NJ Voters May Get a Chance to Cut Public Workers’ Benefits
TRENTON — The Path to Progress proposals that have been touted since last summer have at last been introduced in the Legislature, promising sweeping changes to public workers’ benefits, K-12 education and local government services.
They’re mostly familiar but come with one new wrinkle: Senate President Steve Sweeney says he would put the pension and health benefit changes before voters for approval if they aren’t acted on quickly.
Sweeney, D-Gloucester, said he’s willing to advance constitutional amendments switching public workers into less generous health plans and shifting new workers and those with less than five years’ service out of the traditional pension plan.
“We’d like to work with everyone to come to a solution. But if necessary, we will go to the voters and give them the opportunity to have their voices heard,” Sweeney said.
Proposed constitutional amendments get approved by lawmakers and put on the ballot without the participation of the governor. That could be important in this instance because Gov. Phil Murphy has a cooperative relationship with public worker unions who oppose Sweeney’s proposals.
“We’re not giving it up,” Sweeney said. “Listen, 2020 would be a slam dunk; 2019 I’m not sure, but I’m not ruling it out for 2019. I’m looking to get it done now.”
Murphy, in a statement, said his proposed budget includes “$1.1 billion in long-term and sustainable savings we can deliver for our taxpayers the right way, through partnership and collective bargaining rather than confrontation.”
“I will carefully review the bills introduced today to see where we can find common ground, but the bottom line is that savings alone will not help us meet the entirety of our obligations. I remain eager to work with those who share our goals,” Murphy said.
Hetty Rosenstein, the New Jersey area director for the Communications Workers of America, said Sweeney is trying to turn public workers into “a piñata” for taxpayers.
“Question every single sentence, every word, every single number. I think it is designed to create the public versus public sector workers. And that is shameful,” Rosenstein said.
The New Jersey Education Association said it is reviewing the proposed legislation but that it appears “too many of these proposals continue to target already-struggling educators for further cuts and greater economic instability.”

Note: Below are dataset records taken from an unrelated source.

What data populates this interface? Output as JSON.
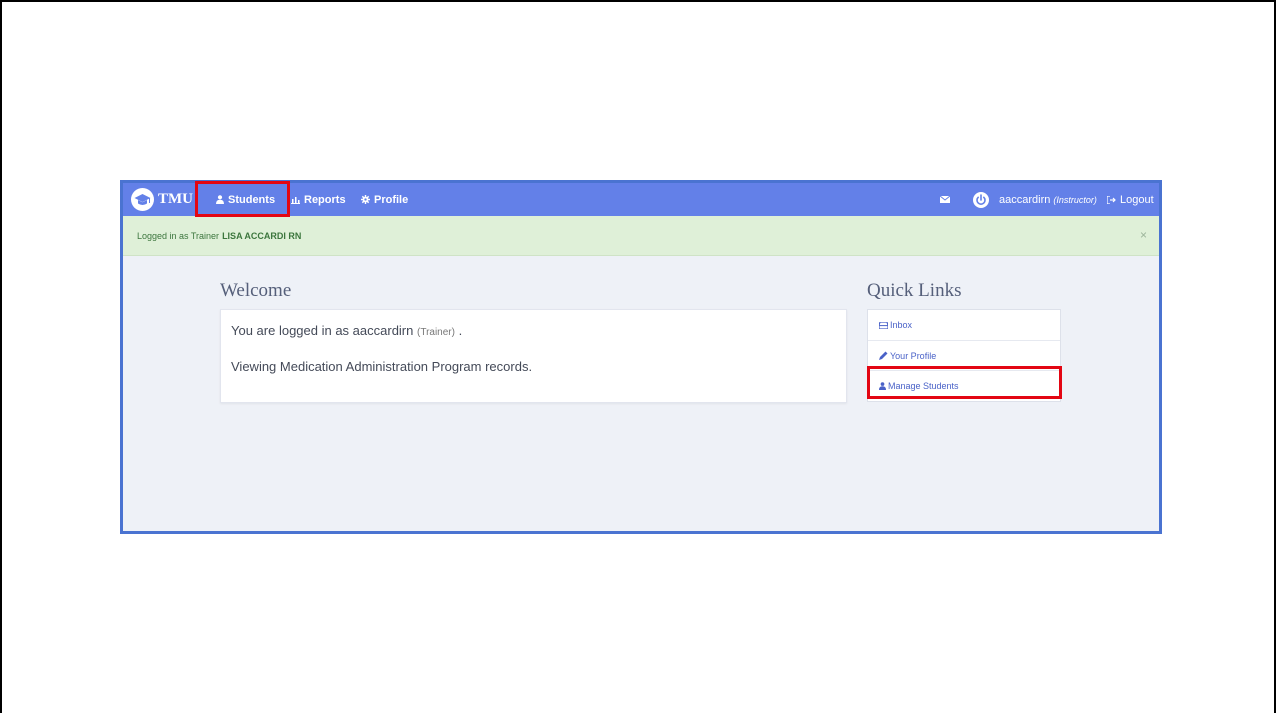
{
  "navbar": {
    "brand": "TMU",
    "items": [
      {
        "label": "Students",
        "icon": "user-icon"
      },
      {
        "label": "Reports",
        "icon": "bar-chart-icon"
      },
      {
        "label": "Profile",
        "icon": "gear-icon"
      }
    ],
    "user": {
      "username": "aaccardirn",
      "role": "(Instructor)"
    },
    "logout": "Logout"
  },
  "alert": {
    "prefix": "Logged in as Trainer",
    "name": "LISA ACCARDI RN",
    "close": "×"
  },
  "welcome": {
    "title": "Welcome",
    "line1_prefix": "You are logged in as aaccardirn",
    "line1_role": "(Trainer)",
    "line1_suffix": " .",
    "line2": "Viewing Medication Administration Program records."
  },
  "quick_links": {
    "title": "Quick Links",
    "items": [
      {
        "label": "Inbox",
        "icon": "inbox-icon"
      },
      {
        "label": "Your Profile",
        "icon": "pencil-icon"
      },
      {
        "label": "Manage Students",
        "icon": "user-icon"
      }
    ]
  },
  "colors": {
    "navbar": "#6380e8",
    "alert_bg": "#dff0d8",
    "highlight": "#e30613",
    "link": "#4a62c8"
  }
}
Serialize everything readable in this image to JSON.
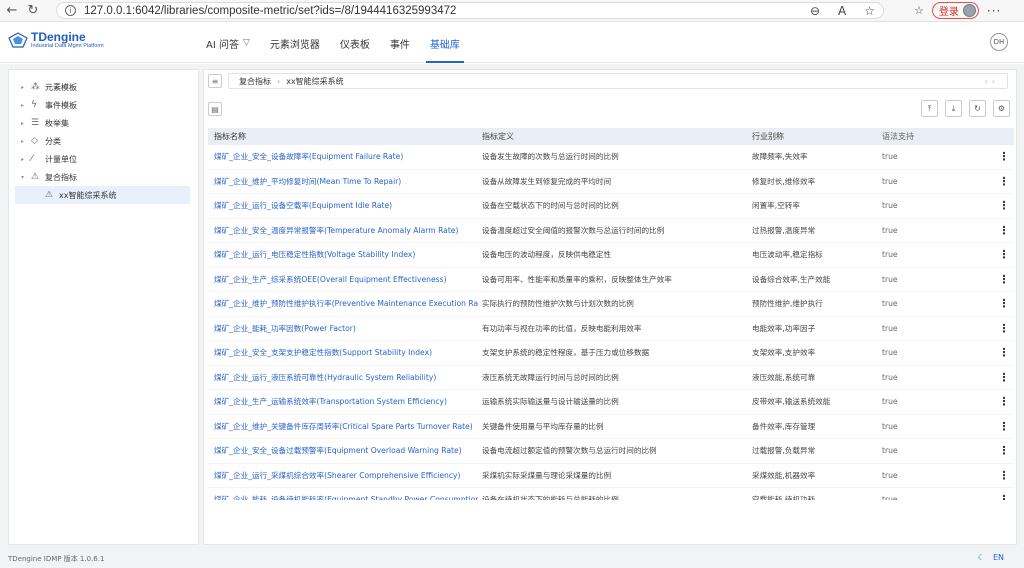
{
  "browser": {
    "url": "127.0.0.1:6042/libraries/composite-metric/set?ids=/8/1944416325993472",
    "login_label": "登录"
  },
  "app": {
    "logo_title": "TDengine",
    "logo_subtitle": "Industrial Data Mgmt Platform",
    "nav": [
      "AI 问答",
      "元素浏览器",
      "仪表板",
      "事件",
      "基础库"
    ],
    "active_nav": "基础库",
    "user_initials": "DH"
  },
  "sidebar": {
    "items": [
      {
        "label": "元素模板",
        "icon": "element-template-icon"
      },
      {
        "label": "事件模板",
        "icon": "event-template-icon"
      },
      {
        "label": "枚举集",
        "icon": "enum-icon"
      },
      {
        "label": "分类",
        "icon": "tag-icon"
      },
      {
        "label": "计量单位",
        "icon": "ruler-icon"
      },
      {
        "label": "复合指标",
        "icon": "composite-icon"
      }
    ],
    "child": "xx智能综采系统"
  },
  "breadcrumb": [
    "复合指标",
    "xx智能综采系统"
  ],
  "table": {
    "headers": [
      "指标名称",
      "指标定义",
      "行业别称",
      "语法支持"
    ],
    "rows": [
      {
        "name": "煤矿_企业_安全_设备故障率(Equipment Failure Rate)",
        "def": "设备发生故障的次数与总运行时间的比例",
        "alias": "故障频率,失效率",
        "syntax": "true"
      },
      {
        "name": "煤矿_企业_维护_平均修复时间(Mean Time To Repair)",
        "def": "设备从故障发生到修复完成的平均时间",
        "alias": "修复时长,维修效率",
        "syntax": "true"
      },
      {
        "name": "煤矿_企业_运行_设备空载率(Equipment Idle Rate)",
        "def": "设备在空载状态下的时间与总时间的比例",
        "alias": "闲置率,空转率",
        "syntax": "true"
      },
      {
        "name": "煤矿_企业_安全_温度异常报警率(Temperature Anomaly Alarm Rate)",
        "def": "设备温度超过安全阈值的报警次数与总运行时间的比例",
        "alias": "过热报警,温度异常",
        "syntax": "true"
      },
      {
        "name": "煤矿_企业_运行_电压稳定性指数(Voltage Stability Index)",
        "def": "设备电压的波动程度，反映供电稳定性",
        "alias": "电压波动率,稳定指标",
        "syntax": "true"
      },
      {
        "name": "煤矿_企业_生产_综采系统OEE(Overall Equipment Effectiveness)",
        "def": "设备可用率、性能率和质量率的乘积，反映整体生产效率",
        "alias": "设备综合效率,生产效能",
        "syntax": "true"
      },
      {
        "name": "煤矿_企业_维护_预防性维护执行率(Preventive Maintenance Execution Rate)",
        "def": "实际执行的预防性维护次数与计划次数的比例",
        "alias": "预防性维护,维护执行",
        "syntax": "true"
      },
      {
        "name": "煤矿_企业_能耗_功率因数(Power Factor)",
        "def": "有功功率与视在功率的比值，反映电能利用效率",
        "alias": "电能效率,功率因子",
        "syntax": "true"
      },
      {
        "name": "煤矿_企业_安全_支架支护稳定性指数(Support Stability Index)",
        "def": "支架支护系统的稳定性程度，基于压力或位移数据",
        "alias": "支架效率,支护效率",
        "syntax": "true"
      },
      {
        "name": "煤矿_企业_运行_液压系统可靠性(Hydraulic System Reliability)",
        "def": "液压系统无故障运行时间与总时间的比例",
        "alias": "液压效能,系统可靠",
        "syntax": "true"
      },
      {
        "name": "煤矿_企业_生产_运输系统效率(Transportation System Efficiency)",
        "def": "运输系统实际输送量与设计输送量的比例",
        "alias": "皮带效率,输送系统效能",
        "syntax": "true"
      },
      {
        "name": "煤矿_企业_维护_关键备件库存周转率(Critical Spare Parts Turnover Rate)",
        "def": "关键备件使用量与平均库存量的比例",
        "alias": "备件效率,库存管理",
        "syntax": "true"
      },
      {
        "name": "煤矿_企业_安全_设备过载预警率(Equipment Overload Warning Rate)",
        "def": "设备电流超过额定值的预警次数与总运行时间的比例",
        "alias": "过载报警,负载异常",
        "syntax": "true"
      },
      {
        "name": "煤矿_企业_运行_采煤机综合效率(Shearer Comprehensive Efficiency)",
        "def": "采煤机实际采煤量与理论采煤量的比例",
        "alias": "采煤效能,机器效率",
        "syntax": "true"
      },
      {
        "name": "煤矿_企业_能耗_设备待机能耗率(Equipment Standby Power Consumption Rate)",
        "def": "设备在待机状态下的能耗与总能耗的比例",
        "alias": "空载能耗,待机功耗",
        "syntax": "true"
      }
    ]
  },
  "footer": {
    "version": "TDengine IDMP 版本 1.0.6.1",
    "lang": "EN"
  }
}
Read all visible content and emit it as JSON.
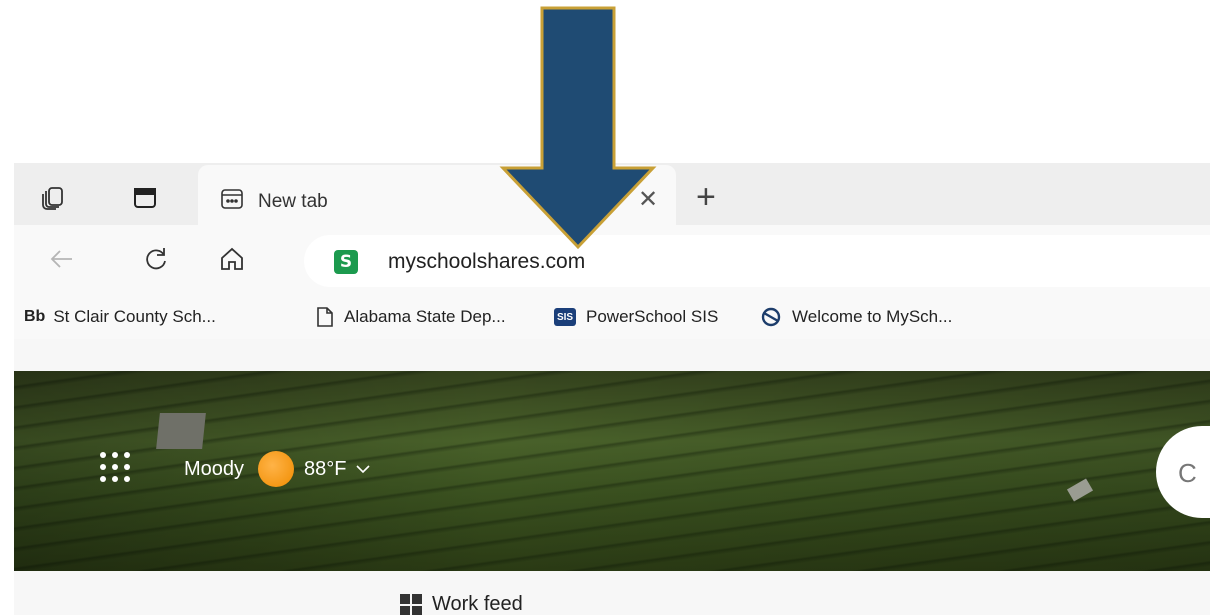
{
  "tab": {
    "title": "New tab",
    "close_glyph": "✕",
    "new_tab_glyph": "+"
  },
  "address": {
    "url": "myschoolshares.com",
    "site_icon_letter": "S"
  },
  "favorites": [
    {
      "icon_label": "Bb",
      "label": "St Clair County Sch..."
    },
    {
      "icon": "document-icon",
      "label": "Alabama State Dep..."
    },
    {
      "icon_label": "SIS",
      "label": "PowerSchool SIS"
    },
    {
      "icon": "myschool-icon",
      "label": "Welcome to MySch..."
    }
  ],
  "weather": {
    "location": "Moody",
    "temperature": "88°F"
  },
  "feed": {
    "label": "Work feed"
  },
  "colors": {
    "arrow_fill": "#1f4b73",
    "arrow_stroke": "#c8a036",
    "site_badge": "#1c9a4e",
    "sis_badge": "#1b3f7a"
  },
  "icons": [
    "workspaces-icon",
    "tab-actions-icon",
    "new-tab-page-icon",
    "close-icon",
    "plus-icon",
    "back-icon",
    "refresh-icon",
    "home-icon",
    "apps-grid-icon",
    "sun-icon",
    "chevron-down-icon",
    "search-icon",
    "grid-icon",
    "down-arrow-icon"
  ]
}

“We refuse to be scapegoated for the state’s failure to meet its fiscal obligations, and we refuse to be driven further and further behind economically to pay for New Jersey’s legacy of fiscal irresponsibility,” the union’s leadership said in a statement.
New workers and those with less than five years of service would be in a hybrid pension plan, with a traditional pension for their first $40,000 in salary and a cash-balance plan above that with a minimum return of 4 percent or 75 percent of the amount the pension system earns on their account. The retirement age would increase to 67.
Sweeney said actuaries project that the switch would save $28 billion over 30 years. Rosenstein said it doesn’t address the main problem causing pension payments to balloon – the unfunded liability that results from years of underpayments into the systems by the state.
State Sen. Steve Oroho, R-Sussex, said change is needed to fix a system with a $115 billion long-term deficit.
“Unless something is done, obviously the hole just keeps getting worse and worse,” Oroho said.
Sweeney said the proposed health-benefits changes – most significantly, creating health plans rated as ‘gold’ rather than ‘platinum’ under the Affordable Care Act – could save taxpayers $2 billion a year. He said local governments would be required to lower property taxes by the amount saved.
“It’s time to fix New Jersey in a way that’s going to be meaningful and long-lasting,” Sweeney said.
Beyond the benefits changes, the package of bills would also county school superintendents to develop regionalization plans to merge all K-4, K-6 and K-8 schools into K-12 regional districts.
Another bill would require the state to assume all the cost of extraordinary special education placements above $55,000 a year. Sweeney said that could cost the state – and save local districts and property taxpayers -- $200 million a year but would have to be phased in gradually.